What the researchers wanted to understand was how the spiders could tell what was moving behind them when they have no ears.

It isn't a question of peripheral vision. In a 2016 study, the same team blindfolded the spiders and sent them out to hunt, Science explained. This prevented the spiders from making their forward strikes, but they were still able to catch prey using the backwards strike. The researchers thought the spiders were "hearing" their prey with the sensors on the tips of their legs. All spiders have these sensors, but scientists had previously thought they were only able to detect vibrations through surfaces, not sounds in the air.

To test how well the ogre-faced spiders could actually hear, the researchers conducted a two-part experiment.

First, they inserted electrodes into removed spider legs and into the brains of intact spiders. They put the spiders and the legs into a vibration-proof booth and played sounds from two meters (approximately 6.5 feet) away. The spiders and the legs responded to sounds from 100 hertz to 10,000 hertz.

Next, they played the five sounds that had triggered the biggest response to 25 spiders in the wild and 51 spiders in the lab. More than half the spiders did the "backward strike" move when they heard sounds that have a lower frequency similar to insect wing beats. When the higher frequency sounds were played, the spiders did not move. This suggests the higher frequencies may mimic the sounds of predators like birds.

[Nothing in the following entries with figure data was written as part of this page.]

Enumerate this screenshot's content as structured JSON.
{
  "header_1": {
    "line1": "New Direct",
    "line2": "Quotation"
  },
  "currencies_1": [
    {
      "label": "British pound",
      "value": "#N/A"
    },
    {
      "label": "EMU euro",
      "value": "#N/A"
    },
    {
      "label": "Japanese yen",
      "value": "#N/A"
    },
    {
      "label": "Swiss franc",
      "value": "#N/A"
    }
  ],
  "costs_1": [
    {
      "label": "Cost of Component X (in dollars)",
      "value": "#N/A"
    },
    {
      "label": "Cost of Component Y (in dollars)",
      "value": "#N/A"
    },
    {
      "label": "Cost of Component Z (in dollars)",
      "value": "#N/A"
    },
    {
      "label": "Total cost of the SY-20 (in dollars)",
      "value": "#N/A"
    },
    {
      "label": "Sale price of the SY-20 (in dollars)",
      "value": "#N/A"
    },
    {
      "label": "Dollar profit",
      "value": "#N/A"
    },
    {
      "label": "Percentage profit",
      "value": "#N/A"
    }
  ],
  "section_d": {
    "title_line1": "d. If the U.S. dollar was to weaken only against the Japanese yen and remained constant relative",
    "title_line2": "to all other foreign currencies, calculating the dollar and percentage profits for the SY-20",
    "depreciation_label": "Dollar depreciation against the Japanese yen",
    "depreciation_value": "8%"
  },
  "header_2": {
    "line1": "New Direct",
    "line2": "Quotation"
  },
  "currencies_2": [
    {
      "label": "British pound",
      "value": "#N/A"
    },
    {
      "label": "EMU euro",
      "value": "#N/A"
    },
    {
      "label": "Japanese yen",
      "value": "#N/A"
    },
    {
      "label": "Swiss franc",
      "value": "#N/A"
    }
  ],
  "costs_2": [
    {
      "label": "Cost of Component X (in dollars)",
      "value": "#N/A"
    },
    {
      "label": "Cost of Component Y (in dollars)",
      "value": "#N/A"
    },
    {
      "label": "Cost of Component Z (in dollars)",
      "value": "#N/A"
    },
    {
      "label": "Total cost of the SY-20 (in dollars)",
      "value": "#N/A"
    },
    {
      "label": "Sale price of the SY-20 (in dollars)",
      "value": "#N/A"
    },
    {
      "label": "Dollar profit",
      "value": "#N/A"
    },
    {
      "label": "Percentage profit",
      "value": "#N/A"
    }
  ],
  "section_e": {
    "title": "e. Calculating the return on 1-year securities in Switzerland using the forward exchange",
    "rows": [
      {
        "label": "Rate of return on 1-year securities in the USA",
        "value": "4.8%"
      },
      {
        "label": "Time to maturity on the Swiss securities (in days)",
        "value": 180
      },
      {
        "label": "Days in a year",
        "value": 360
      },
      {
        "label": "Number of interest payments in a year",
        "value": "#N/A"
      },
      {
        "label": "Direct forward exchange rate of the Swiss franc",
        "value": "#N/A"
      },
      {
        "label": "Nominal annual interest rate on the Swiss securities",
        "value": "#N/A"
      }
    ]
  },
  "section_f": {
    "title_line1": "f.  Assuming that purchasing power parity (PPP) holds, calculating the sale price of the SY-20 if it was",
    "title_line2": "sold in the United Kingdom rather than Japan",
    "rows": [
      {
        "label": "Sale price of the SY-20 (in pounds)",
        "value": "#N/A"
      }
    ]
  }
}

University of Cincinnati spider behavioral ecologist George Uetz told Science that the results were a "surprise" that indicated science has much to learn about spiders as a whole. Because all spiders have these receptors on their legs, it is possible that all spiders can hear. This theory was first put forward by Walcott 60 years ago, but was dismissed at the time, according to the Cornell Chronicle. But studies of other spiders have turned up further evidence since. A 2016 study found that a kind of jumping spider can pick up sonic vibrations in the air.

"We don't know diddly about spiders," Uetz told Science. "They are much more complex than people ever thought they were."

Learning more provides scientists with an opportunity to study their sensory abilities in order to improve technology like bio-sensors, directional microphones and visual processing algorithms, Stafstrom told CNN.

Hoy agreed.

"The point is any understudied, underappreciated group has fascinating lives, even a yucky spider, and we can learn something from it," he told CNN.